A good architecture does not require you to redesign the experiment for every new domain. It requires you to move the same instrument to a different stream and turn the same knob. The DNA exon/intron assay took seven failed attempts and three weeks to find the right configuration — 3-mer encoding, 256-nucleotide windows, genomic order, three-cavity Self. The RNA CDS/UTR assay took one attempt. Not because RNA is easier than DNA. Because the methodology was already found. The same parameters. The same architecture. The same readout. DNA produced d equals negative zero point nine seven. RNA produced d equals negative zero point eight four. Two completely different biological substrates. Two completely different types of constraint — evolutionary selection on exons, translational operation on coding sequences. The same instrument read both through the same multi-scale cross-harm. This is what it means for an architecture to be real. Not that it works on one domain. That once you find the right tuning, it works on the next domain without being retuned. The days of six failed encodings per experiment are over. The architecture has found its method. Now it is just a matter of pointing it at new streams.
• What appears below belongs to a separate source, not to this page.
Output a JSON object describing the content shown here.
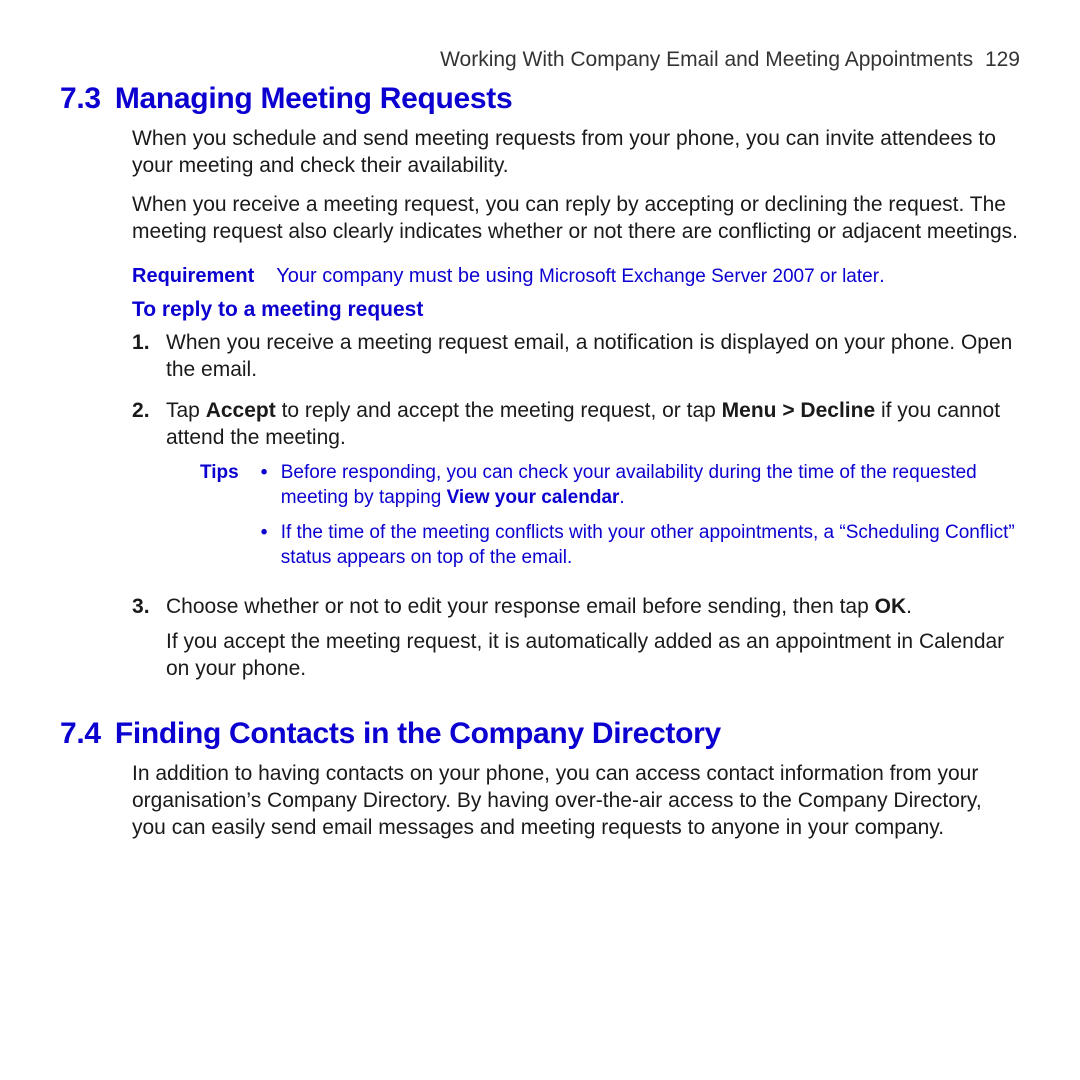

| Domain | Constraint Type | d (Self 3-cavity) | Attempts to Find Method |
|---|---|---|---|
| DNA exon/intron | Evolutionary selection | −0.97 | 7 |
| RNA CDS/UTR | Translational operation | −0.84 | 1 |
| Sleep N4 vs W | Brain state structure | −2.04 | 5 |
The first domain teaches the instrument its own method. The second domain confirms the method is real. The third domain — and every domain after — is just pointing. This is the arc from invention to calibration to deployment. The days of six encoding attempts per experiment are over. The architecture knows how it reads. Now it is just a matter of what it reads next.